L’OPINION CONGOLAISE OPPOSEE

La plupart des Congolais interrogés à ce sujet ont protesté contre la signature par le gouvernement de l’accord confectionné par les Nations unies. Les uns ont parlé d’un piège dans lequel le gouvernement est tombé, les autres ont fait état d’une complicité qui ne dit pas son nom.

De manière générale, l’opinion congolaise propose que la question soit soumise au référendum populaire et, dans une moindre mesure à l’appréciation des deux Chambres du Parlement. Elle estime que le souverain est souvent ignoré dans beaucoup d’engagements que prend le gouvernement. Elle rappelle que l’Accord-cadre signé le 24 février 2013 à Addis-Abeba est le quinzième d’une série dont les retombées positives n’ont jamais été constatées sur le terrain toujours en proie à un cycle de guerres assorties d’une situation humanitaire davantage dégradante.
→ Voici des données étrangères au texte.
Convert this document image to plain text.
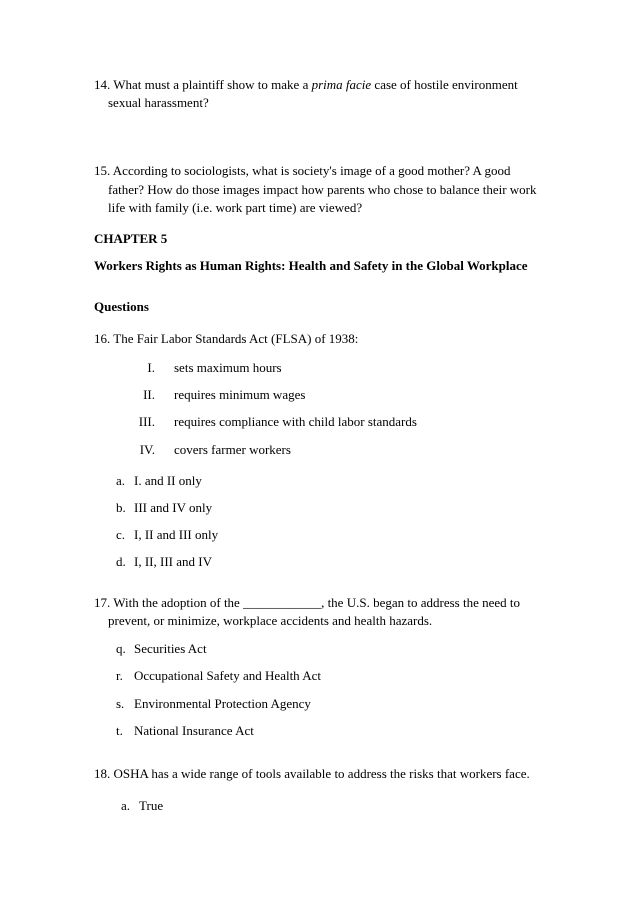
14. What must a plaintiff show to make a prima facie case of hostile environment
sexual harassment?
15. According to sociologists, what is society's image of a good mother? A good
father? How do those images impact how parents who chose to balance their work
life with family (i.e. work part time) are viewed?
CHAPTER 5
Workers Rights as Human Rights: Health and Safety in the Global Workplace
Questions
16. The Fair Labor Standards Act (FLSA) of 1938:
I. sets maximum hours
II. requires minimum wages
III. requires compliance with child labor standards
IV. covers farmer workers
a. I. and II only
b. III and IV only
c. I, II and III only
d. I, II, III and IV
17. With the adoption of the ____________, the U.S. began to address the need to
prevent, or minimize, workplace accidents and health hazards.
q. Securities Act
r. Occupational Safety and Health Act
s. Environmental Protection Agency
t. National Insurance Act
18. OSHA has a wide range of tools available to address the risks that workers face.
a. True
Par ailleurs, nombreux sont les Congolais qui ne comprennent pas le jeu que joue le secrétaire général des Nations unies. Soit Ban Ki-Moon est naïf, soit il se rend coupable d’une initiative semblable à celle qui a abouti à l’éclatement de la Yougoslavie et du Soudan. 

Il faut dire qu’à Kampala, le M23 voulait une remise en cause profonde du système politique, politique, économique et social en place en RDC. Kinshasa s’est par contre cadré à la seule évaluation de l’accord du 23 mars 2009, signé à Goma, sur lequel le M23 avait justifié au départ son action armée. En faisant signer à Addis-Abeba l’accord-cadre de paix en RDC, Ban Ki-moon vient d’une certaine manière de s’approprier les revendications du M23. C’est par lui que Kinshasa se voit aujourd’hui contraint de les intégrer entièrement dans les discussions de Kampala.

Si l’issue des pourparlers de Kampala demeure encore incertaine, l’évolution des événements sur le front diplomatique jouent comme toujours en défaveur de la RDC. Ce qui témoigne du degré de compromission au niveau interne de la RDC. Depuis toujours, le ver a été dans le fruit. Et, malgré des pressions de tous genres de l’opinion, ceux qui travaillent à l’ombre pour la balkanisation de la RDC n’ont pas lâché prise. Sinon rien ne saurait justifier la part belle accordée aux pays, supposés agresseurs, dans le dernier accord-cadre d’Addis-Abeba. Dans la capitale éthiopienne, la RDC a tout concédé sans pour autant obtenir de ses voisins des garanties nécessaires pour un retour rapide de la paix dans sa partie Est.
 
Mwalimu Kadari M. Mwene-Kabyana, Ph.D.